Тоталитарные движения используют социализм и расизм, выхолащивая из них утилитарное содержание, интересы класса или нации. Форма безошибочного предсказания, в которой эти понятия были представлены, стала более важной, чем содержание.[753] Главной характеристикой вождя массы стала безграничная непогрешимость; он не мог совершить ошибку никогда. [754] Более того, предпосылка непогрешимости основывалась не столько на сверхинтеллекте вождя, сколько на правильной интерпретации сущностных сил в истории или природе, сил, ложность которых нельзя доказать ни их разрушением, ни поражением, так как им суждено утвердиться на долгой дистанции.[755] Властвуя, вожди озабочены исключительно тем, чтобы сделать свои предсказания истинными, а это делает ненужным все утилитарные рассуждения. В конце войны нацисты не брезгали использовать концентрированные силы своей, еще сохранившейся организации для возможно полного разрушения Германии. Этим они хотели оправдать свое предсказание, что немецкий народ погибнет в случае поражения.

Пропагандистский эффект догмата о непогрешимости, поразительный успех усвоенной роли простого истолкователя действия неких предсказуемых сил поощряли у тоталитарных диктаторов привычку провозглашать свои политические намерения в форме пророчества. Наиболее известным примером подобного рода является речь Гитлера перед рейхстагом в январе 1939 г.: «Сегодня я хочу в очередной раз сделать предсказание. В том случае, если еврейские финансисты… еще раз добьются успеха в вовлечении народов в мировую войну, результатом будет… уничтожение еврейской расы в Европе».[756] В переводе на нетоталитарный язык это означает: в мои намерения входит начать войну и ликвидировать евреев в Европе. Также и в случае со Сталиным. Сталин в 1930 г. (именно в этом году он подготовил физическое уничтожение как правых, так и левых внутрипартийных оппозиционеров) в своей известной речи перед ЦК Коммунистической партии[757]

описал их как представителей «умирающих классов».[758] Это определение не только говорит о специфической резкости этой речи, но и сообщает, в тоталитарном стиле, о физическом уничтожении тех, чье «умирание» уже было предопределено. В обоих примерах достигается один и тот же объективный результат: ликвидация является составной частью исторического процесса, в котором человек либо выполняет то, что, согласно непреложным законам, должно произойти, либо становится жертвой. Как только совершается наказание жертв, «пророчество» становится обращенным в прошлое алиби: не случилось ничего иного, кроме того, что было уже предсказано.[759] И не важно, означают ли «законы истории гибель» классов и их представителей, или «законы природы… искоренение» всех тех элементов, которые никак «не приспособлены к жизни» — демократов, евреев, восточных недочеловеков (Untermenschen), или неизлечимо больных. Не случайно, Гитлер также говорил об «умирающих классах» как о тех, которые должны быть «уничтожены без всяких сожалений».[760]
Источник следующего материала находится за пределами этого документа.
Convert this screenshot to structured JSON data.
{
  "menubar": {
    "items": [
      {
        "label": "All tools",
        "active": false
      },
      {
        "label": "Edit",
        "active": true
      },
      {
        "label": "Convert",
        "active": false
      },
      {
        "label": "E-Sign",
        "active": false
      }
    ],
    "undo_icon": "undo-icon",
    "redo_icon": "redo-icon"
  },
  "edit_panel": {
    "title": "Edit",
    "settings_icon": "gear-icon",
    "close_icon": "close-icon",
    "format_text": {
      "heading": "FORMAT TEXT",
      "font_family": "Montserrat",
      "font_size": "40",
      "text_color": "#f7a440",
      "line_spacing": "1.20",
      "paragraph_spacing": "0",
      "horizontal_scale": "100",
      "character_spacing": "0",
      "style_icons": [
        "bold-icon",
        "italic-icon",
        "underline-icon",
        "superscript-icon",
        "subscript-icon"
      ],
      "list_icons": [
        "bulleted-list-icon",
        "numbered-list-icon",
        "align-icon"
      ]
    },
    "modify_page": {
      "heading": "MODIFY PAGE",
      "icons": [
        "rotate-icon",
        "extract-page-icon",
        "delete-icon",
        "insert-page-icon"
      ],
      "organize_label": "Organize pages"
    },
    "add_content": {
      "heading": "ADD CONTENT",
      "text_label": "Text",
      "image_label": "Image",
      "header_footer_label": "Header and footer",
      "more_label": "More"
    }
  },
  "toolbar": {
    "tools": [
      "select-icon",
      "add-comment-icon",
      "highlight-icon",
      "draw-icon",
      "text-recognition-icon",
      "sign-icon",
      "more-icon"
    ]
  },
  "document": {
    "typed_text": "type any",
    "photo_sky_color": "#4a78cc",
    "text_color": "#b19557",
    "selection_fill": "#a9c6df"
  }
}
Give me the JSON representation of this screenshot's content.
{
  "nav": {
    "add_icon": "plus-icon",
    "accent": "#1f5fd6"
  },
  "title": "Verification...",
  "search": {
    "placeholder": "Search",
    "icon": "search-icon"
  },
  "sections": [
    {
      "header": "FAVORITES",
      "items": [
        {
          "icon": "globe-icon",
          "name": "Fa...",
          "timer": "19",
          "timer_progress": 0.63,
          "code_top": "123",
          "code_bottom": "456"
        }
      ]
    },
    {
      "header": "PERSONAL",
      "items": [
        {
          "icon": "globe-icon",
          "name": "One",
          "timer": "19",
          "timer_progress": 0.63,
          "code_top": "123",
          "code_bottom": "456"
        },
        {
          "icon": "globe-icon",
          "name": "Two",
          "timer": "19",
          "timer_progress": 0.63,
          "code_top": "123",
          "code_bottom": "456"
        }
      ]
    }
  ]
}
Этот метод тоталитарной пропаганды, как и другие, становится безопасно применять только после того, как движение приходит к власти. Тогда все дискуссии об истинности и ложности предсказаний тоталитарного диктатора становятся такими же нелепыми, как спор с потенциальным убийцей о том, останется жить или умрет его будущая жертва, так как убийца может быстро доказать правильность своих предсказаний, убив человека. Единственно веским доводом в подобных обстоятельствах является немедленное спасение человека, чья смерть уже предсказана. Перед тем как вожди масс приходят к власти, их пропаганда, в целях подгонки реальности под свою ложь, отличается особым презрением к фактам как таковым.[761] По их мнению, факт полностью находится во власти человека, способного сфабриковать его. Утверждение, что московское метро является единственным в мире, лживо лишь до тех пор, пока у большевиков не хватает власти разрушить все остальные. Другими словами, метод безошибочного предсказания, более чем какие-либо приемы тоталитарной пропаганды, выдает окончательную цель тоталитаризма — завоевание мира, так как только в мире, полностью им контролируемом, тоталитарный правитель сможет воплотить все свои лживые утверждения и сделать истинными все свои пророчества.

Язык пророческой научности соответствует желаниям масс, потерявших свое место в мире и теперь готовых к реинтеграции в вечные, всеопределяющие силы, которые сами по себе должны нести человека как пловца на волнах превратности судьбы к берегам безопасности. «Мы моделируем жизнь нашего народа и наше законодательство согласно приговору генетиков»,[762] — сказали нацисты. Сходным образом большевики убеждали своих сограждан, что экономические силы имеют власть приговора в истории. Тем самым они обещали победу независимо от «временных» поражений и ошибок в отдельных свершениях. Массы, в отличие от классов, желают победы и успеха как таковых, в их наиболее абстрактных формах; они не связаны друг с другом теми особыми коллективными интересами, которые бы они ощущали существенными для их собственного выживания в виде группы и которые они могли бы поэтому отстаивать даже перед лицом превосходящих сил. Для них важнее победа безотносительная к случаю и успех, независимый от того, что предпринимается, чем какое-то конкретное дело, способное принести победу, или особое предприятие, сулящее успех.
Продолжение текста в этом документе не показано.